Embed text for semantic search

Goal: turn text into dense vectors so you can measure semantic similarity (meaning, not just word overlap) — the basis of semantic search and clustering.

kaos-nlp-transformers produces embeddings. Most models download on first use, but the vendored static model minishlab/potion-base-8M (the [model2vec] extra) loads with no download, so this example runs offline and deterministically.

uv run examples/embeddings.py

#!/usr/bin/env -S uv run --script
# /// script
# requires-python = ">=3.13"
# dependencies = ["kaos-nlp-transformers[model2vec]>=0.1.5,<0.2", "numpy"]
# ///
"""Embed text and measure semantic similarity — offline, no download.

`kaos-nlp-transformers` produces dense embeddings for semantic search and
clustering.

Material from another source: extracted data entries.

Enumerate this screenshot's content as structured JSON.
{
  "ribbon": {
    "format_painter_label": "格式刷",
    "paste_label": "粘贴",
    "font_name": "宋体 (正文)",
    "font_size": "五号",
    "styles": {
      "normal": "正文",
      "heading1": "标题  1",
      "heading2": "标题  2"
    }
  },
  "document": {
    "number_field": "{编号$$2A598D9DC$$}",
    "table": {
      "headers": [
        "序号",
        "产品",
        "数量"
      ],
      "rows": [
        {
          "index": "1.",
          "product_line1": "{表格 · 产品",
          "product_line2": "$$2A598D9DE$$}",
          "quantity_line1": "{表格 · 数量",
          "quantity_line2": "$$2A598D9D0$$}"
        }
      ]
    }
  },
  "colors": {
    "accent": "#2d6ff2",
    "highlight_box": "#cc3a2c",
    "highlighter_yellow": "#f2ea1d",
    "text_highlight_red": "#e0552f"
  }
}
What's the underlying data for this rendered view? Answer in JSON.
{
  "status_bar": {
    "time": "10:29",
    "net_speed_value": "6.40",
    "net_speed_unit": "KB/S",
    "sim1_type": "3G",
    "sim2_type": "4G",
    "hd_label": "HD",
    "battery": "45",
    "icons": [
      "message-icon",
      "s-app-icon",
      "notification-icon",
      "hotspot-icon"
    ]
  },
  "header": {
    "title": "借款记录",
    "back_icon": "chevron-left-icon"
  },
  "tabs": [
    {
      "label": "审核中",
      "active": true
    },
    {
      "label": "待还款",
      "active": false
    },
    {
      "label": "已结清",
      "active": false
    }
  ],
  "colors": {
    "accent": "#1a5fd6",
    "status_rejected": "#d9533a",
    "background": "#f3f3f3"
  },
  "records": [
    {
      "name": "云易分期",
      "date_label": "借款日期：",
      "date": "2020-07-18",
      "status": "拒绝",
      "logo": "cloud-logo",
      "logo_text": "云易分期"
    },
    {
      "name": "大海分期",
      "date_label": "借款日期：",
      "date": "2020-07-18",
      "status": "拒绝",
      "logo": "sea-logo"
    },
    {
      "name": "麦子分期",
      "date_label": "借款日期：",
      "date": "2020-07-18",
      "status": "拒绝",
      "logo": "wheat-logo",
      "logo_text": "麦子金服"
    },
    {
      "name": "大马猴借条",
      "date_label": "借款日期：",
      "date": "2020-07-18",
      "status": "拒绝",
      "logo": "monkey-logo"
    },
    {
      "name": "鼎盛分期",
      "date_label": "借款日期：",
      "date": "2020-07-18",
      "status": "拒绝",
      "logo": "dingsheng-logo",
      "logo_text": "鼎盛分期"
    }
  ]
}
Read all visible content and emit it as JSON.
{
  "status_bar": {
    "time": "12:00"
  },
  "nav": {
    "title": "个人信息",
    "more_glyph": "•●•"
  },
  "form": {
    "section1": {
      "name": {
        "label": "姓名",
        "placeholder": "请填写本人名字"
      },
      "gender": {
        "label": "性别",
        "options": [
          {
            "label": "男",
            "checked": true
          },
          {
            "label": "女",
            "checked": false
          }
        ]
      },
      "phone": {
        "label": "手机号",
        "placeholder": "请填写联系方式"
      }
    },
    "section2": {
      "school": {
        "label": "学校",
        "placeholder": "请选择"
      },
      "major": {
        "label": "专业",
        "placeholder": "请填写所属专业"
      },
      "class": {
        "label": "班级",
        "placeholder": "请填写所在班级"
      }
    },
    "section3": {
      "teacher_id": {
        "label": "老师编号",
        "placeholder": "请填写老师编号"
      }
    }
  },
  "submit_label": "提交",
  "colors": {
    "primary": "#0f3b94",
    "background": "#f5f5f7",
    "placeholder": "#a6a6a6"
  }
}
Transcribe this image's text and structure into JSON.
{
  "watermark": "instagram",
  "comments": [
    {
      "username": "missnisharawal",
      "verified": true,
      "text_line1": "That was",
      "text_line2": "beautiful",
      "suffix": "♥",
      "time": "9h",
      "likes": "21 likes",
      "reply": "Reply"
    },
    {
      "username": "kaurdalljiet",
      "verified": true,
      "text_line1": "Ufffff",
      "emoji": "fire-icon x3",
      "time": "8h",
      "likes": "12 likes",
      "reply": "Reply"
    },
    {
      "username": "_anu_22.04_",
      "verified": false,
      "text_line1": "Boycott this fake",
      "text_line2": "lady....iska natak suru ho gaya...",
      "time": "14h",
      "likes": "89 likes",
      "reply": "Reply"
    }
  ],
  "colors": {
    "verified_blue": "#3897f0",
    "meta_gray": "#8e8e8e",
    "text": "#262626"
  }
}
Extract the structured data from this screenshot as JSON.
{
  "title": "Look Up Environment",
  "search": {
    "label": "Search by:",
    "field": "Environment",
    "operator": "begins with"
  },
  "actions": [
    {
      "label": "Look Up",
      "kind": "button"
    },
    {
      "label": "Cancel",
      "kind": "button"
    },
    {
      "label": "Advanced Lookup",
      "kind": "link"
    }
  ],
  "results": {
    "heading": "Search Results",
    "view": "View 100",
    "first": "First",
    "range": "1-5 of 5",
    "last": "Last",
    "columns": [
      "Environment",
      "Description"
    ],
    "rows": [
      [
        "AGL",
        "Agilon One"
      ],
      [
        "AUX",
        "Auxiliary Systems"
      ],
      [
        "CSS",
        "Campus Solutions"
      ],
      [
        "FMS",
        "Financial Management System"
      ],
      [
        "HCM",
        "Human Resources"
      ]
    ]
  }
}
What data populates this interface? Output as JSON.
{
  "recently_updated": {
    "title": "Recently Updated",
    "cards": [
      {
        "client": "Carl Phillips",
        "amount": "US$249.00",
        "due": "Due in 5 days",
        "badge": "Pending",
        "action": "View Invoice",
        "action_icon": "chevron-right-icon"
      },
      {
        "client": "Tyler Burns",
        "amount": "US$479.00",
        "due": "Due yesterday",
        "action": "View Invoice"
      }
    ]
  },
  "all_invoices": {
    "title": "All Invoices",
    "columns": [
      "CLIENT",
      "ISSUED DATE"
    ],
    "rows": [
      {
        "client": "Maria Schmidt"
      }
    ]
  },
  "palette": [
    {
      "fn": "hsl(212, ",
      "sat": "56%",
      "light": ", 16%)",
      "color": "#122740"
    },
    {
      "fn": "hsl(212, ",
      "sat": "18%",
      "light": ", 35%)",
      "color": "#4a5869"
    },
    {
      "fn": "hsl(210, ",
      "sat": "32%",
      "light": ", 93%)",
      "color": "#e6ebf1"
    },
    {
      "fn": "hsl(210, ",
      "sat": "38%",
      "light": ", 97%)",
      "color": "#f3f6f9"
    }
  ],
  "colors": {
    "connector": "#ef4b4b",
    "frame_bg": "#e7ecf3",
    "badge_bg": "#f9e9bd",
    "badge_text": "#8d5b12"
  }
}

Most models download on first use, but the vendored static model
`minishlab/potion-base-8M` (the `[model2vec]` extra) loads with **no download**,
so this example runs offline and deterministically.

Run it:

    uv run examples/embeddings.py
"""

from __future__ import annotations

import os

# Force offline so no network model fetch is attempted.
os.environ.setdefault("KAOS_NLP_TRANSFORMERS_OFFLINE", "1")

import numpy as np  # noqa: E402
import kaos_nlp_transformers as knt  # noqa: E402

SENTENCES = [
    "Rent is due monthly on the first.",       # 0
    "The tenant pays rent every month.",       # 1  (similar to 0)
    "The patent covers a novel circuit design.",  # 2  (unrelated)
]


def cosine(a, b) -> float:
    return float(a @ b / (np.linalg.norm(a) * np.linalg.norm(b)))


def main() -> tuple[float, float]:
    model = knt.EmbeddingModel.load("minishlab/potion-base-8M")
    vectors = model.embed(SENTENCES)
    print(f"embedded {len(SENTENCES)} sentences -> {vectors.shape[1]}-dim vectors\n")

    sim_related = cosine(vectors[0], vectors[1])
    sim_unrelated = cosine(vectors[0], vectors[2])
    print(f"  sim('rent monthly', 'pays rent every month') = {sim_related:.3f}")
    print(f"  sim('rent monthly', 'patent circuit design')  = {sim_unrelated:.3f}")
    return sim_related, sim_unrelated


if __name__ == "__main__":
    related, unrelated = main()
    # Robust semantic check: the related pair is more similar than the unrelated one.
    assert related > unrelated, f"expected related > unrelated, got {related} vs {unrelated}"

Notes

The related sentences score high (~0.74); the unrelated one scores near zero — that’s the semantic signal lexical BM25 can miss.
For larger / more accurate models (BAAI/bge-small-en-v1.5, potion-base-32M), pre-warm the cache once with kaos-nlp-transformers prefetch, then set KAOS_NLP_TRANSFORMERS_OFFLINE=1.
kaos-nlp-transformers also ships cross-encoder reranking, NLI, zero-shot NER, and PII detection — all over the same offline-capable ONNX runtime.
Models are license-vetted and SHA-pinned in a registry; bypass it only with KAOS_NLP_TRANSFORMERS_ALLOW_UNREGISTERED=true (and your own license review).